A group of progressive lawmakers led by Sen. Bernie Sanders (I-VT) and Rep. Pramila Jayapal (D-WA) released a plan Wednesday to make college free for most American families, paid for by new taxes on investors.
The legislation, called the College for All Act, would eliminate tuition at community colleges and allow students from households earning less than $125,000 per year to attend public universities at no cost. It would also double the Pell Grant maximum to nearly $13,000, up from the current $6,495, and increase funding for historically Black colleges and universities, among other things.

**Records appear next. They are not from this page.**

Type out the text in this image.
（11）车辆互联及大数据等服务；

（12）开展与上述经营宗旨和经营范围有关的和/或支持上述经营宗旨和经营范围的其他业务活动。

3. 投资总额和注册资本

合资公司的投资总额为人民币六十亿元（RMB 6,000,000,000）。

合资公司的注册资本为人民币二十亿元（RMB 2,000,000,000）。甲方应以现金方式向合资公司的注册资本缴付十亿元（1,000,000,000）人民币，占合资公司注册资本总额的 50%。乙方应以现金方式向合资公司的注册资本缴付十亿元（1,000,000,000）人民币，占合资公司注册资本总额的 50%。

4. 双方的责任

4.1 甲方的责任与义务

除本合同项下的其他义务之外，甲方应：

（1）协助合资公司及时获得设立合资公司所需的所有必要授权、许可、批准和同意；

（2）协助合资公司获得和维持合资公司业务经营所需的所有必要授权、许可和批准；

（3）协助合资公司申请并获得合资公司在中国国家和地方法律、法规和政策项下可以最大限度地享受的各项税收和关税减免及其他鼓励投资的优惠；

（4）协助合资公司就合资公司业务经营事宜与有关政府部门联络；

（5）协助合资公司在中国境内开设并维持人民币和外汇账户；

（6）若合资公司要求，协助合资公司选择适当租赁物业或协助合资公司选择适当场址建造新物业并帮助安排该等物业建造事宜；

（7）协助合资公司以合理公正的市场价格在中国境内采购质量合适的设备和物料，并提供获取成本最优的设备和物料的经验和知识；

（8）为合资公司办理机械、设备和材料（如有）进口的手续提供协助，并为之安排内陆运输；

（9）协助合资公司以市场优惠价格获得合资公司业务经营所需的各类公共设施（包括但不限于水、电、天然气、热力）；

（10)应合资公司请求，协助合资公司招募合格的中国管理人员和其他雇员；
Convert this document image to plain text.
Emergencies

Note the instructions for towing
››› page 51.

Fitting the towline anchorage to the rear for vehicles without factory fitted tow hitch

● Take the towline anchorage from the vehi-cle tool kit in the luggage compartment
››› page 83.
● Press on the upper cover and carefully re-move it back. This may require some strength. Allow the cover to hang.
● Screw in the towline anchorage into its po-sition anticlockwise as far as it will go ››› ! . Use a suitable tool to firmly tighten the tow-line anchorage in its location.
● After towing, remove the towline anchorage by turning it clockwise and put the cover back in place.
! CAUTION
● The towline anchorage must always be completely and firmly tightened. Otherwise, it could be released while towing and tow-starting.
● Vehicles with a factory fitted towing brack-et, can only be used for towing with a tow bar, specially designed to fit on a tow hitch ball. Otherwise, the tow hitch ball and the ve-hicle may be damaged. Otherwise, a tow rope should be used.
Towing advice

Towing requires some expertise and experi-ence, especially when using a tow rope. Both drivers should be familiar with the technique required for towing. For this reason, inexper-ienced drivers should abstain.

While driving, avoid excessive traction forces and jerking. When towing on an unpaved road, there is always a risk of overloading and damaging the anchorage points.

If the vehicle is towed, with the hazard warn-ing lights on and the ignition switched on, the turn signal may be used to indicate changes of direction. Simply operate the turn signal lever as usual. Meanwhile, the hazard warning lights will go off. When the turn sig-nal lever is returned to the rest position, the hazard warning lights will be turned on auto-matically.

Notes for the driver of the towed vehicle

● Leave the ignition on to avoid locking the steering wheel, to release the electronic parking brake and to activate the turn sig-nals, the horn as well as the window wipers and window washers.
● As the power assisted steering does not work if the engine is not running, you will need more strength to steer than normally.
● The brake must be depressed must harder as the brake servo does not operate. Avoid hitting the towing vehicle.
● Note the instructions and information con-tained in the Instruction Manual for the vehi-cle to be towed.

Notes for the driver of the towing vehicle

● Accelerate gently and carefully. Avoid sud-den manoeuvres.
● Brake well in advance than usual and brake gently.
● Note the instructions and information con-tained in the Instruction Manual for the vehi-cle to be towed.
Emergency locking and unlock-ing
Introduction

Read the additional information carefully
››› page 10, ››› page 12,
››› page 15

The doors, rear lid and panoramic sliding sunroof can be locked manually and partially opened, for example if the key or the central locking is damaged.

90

The costs of the proposal are to be covered by new taxes on Wall Street trading. A separate bill released Wednesday, called the Tax on Wall Street Speculation Act, calls for a tax of 0.5% on stock trades, a 0.1% tax on bond trades, and a 0.005% tax on derivative trades. The taxes could raise as much as $2.4 trillion over 10 years, the bill’s backers say, while also reducing excessive trading. Critics argue the tax proposal offers something of a contradiction, since if it reduces trading activity, it will also reduce the revenues it generates.
Sanders and Jayapal have introduced similar measures before, Roll Call notes, but this is the first time Democrats have controlled the Senate when they’ve done so. President Biden has endorsed some parts of the proposal in the past, but not the whole package.